Many cultures around the world celebrate the memory of their long gone ancestors with festivals, food, dance and music. Personally, I think it’s a great way to pay your respects and to remember their lives. In Japan, the annual traditional Obon (お盆) festival (usually held 13-16Aug) is celebrated in a similar way.


It is thought that Obon likely arrived in Japan with Buddhism, where one of the young disciples learns that his deceased mother is suffering in the afterlife. In response, Buddha suggests making offerings for Buddhist monks who were returning from a spiritual retreat. The offerings were to be in the shape of food and drinks, along with prayers to the gods to appease them and alleviate the mother’s pain. After some time it appeared to have eased the suffering of his deceased mother and she was set free. 
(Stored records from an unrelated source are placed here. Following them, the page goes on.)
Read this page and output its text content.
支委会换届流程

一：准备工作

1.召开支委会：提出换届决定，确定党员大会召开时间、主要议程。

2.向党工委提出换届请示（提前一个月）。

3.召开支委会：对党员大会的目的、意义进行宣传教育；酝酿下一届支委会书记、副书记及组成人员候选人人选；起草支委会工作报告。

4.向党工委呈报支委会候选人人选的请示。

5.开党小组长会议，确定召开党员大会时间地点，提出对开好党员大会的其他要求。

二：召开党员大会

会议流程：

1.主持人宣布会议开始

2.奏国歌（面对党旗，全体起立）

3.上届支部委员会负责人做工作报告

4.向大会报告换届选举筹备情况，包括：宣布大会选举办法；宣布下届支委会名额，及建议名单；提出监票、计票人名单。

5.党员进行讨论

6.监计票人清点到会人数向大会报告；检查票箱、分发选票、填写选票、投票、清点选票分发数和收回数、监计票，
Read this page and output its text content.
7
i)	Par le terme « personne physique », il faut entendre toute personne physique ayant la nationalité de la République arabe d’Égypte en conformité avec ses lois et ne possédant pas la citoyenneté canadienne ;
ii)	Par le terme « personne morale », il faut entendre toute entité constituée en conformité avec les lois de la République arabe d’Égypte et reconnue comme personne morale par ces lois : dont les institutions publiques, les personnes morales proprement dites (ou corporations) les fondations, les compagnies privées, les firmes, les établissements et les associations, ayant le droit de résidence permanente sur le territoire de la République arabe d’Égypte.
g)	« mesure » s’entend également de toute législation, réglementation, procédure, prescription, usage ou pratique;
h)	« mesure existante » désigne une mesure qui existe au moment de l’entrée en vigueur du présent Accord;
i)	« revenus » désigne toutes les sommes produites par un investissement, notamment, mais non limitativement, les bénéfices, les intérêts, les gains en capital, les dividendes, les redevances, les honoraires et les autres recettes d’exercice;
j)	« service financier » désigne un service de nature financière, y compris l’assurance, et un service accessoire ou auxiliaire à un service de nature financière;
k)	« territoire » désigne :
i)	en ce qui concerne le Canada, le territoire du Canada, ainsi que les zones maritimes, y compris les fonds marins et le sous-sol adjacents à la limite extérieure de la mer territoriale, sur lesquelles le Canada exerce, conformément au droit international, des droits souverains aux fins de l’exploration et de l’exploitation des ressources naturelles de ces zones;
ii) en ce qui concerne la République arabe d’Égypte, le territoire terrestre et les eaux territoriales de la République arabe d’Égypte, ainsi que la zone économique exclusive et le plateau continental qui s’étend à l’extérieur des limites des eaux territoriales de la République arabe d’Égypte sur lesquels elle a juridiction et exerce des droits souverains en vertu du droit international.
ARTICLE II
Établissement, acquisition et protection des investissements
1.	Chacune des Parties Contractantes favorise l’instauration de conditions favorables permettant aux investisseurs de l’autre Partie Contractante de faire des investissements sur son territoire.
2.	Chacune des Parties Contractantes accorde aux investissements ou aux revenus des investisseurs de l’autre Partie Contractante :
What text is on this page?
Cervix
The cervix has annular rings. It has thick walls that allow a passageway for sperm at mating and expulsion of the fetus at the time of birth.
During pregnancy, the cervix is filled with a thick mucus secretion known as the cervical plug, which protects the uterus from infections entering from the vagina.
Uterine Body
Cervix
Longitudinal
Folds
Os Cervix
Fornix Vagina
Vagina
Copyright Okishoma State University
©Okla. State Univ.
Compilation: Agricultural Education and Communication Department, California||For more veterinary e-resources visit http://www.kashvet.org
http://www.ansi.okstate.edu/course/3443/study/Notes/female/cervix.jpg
This centuries old tradition has continued and it is believed the ancestors’ spirits return to this world during this time in order to visit their relatives. A perfect opportunity for many Japanese workers to return to their ancestral hometowns and spend time with family where they will honour and commemorate their ancestors, celebrating the return of these spirits from the dead. They will visit, clean and decorate the family graves with colourful flowers.  

A special altar is prepared bearing a variety of offerings for the spirits, usually with food and drink they enjoyed during their lives. A small horse or a cow made out of vegetables such as cucumbers or eggplants are often made and placed at the altar. It is  believed that they will serve as transport for the spirits between the worlds of the living and the dead. The horse helps spirits return home as soon as possible while the cow slowly accompanies them back to their “spirit world”.

Fire is the main element used in many rituals and customs throughout Japan and thus Obon will start with Mukaebi, a practice where people light a small bonfire, or Chochin (paper) lanterns which are usually hung in doorways. These will help guide the spirits of the departed back to the family home. Dances (bon odori) are performed and have become a big part of the festivities across the country, however the music and dance vary from region to region. 
The spirits are believed to visit for several days before returning to the netherworld. Just as the festival starts with fire, it ends with it. On last day, large bonfires called “Okuribi” are lit up to help the spirits leave our world and it is is considered the peak of Obon.  
Families will participate in “Toro Nagashi”, a tradition where they place paper lanterns in nearby rivers and streams, also to help guide the spirits back to their spirit worlds. 

In Fukuoka, the festival has always been a popular summer tradition held at the beautiful Gokoku Shrine, where Obon, “Mitama Matsuri” is particularly important. (Mitama means honourable spirit.) This particular shrine is dedicated to the spirits of the war dead since the Meiji era (1868) and specifically honours those that have died during many Japanese wars and is also a place to pray for the well being and safety of families.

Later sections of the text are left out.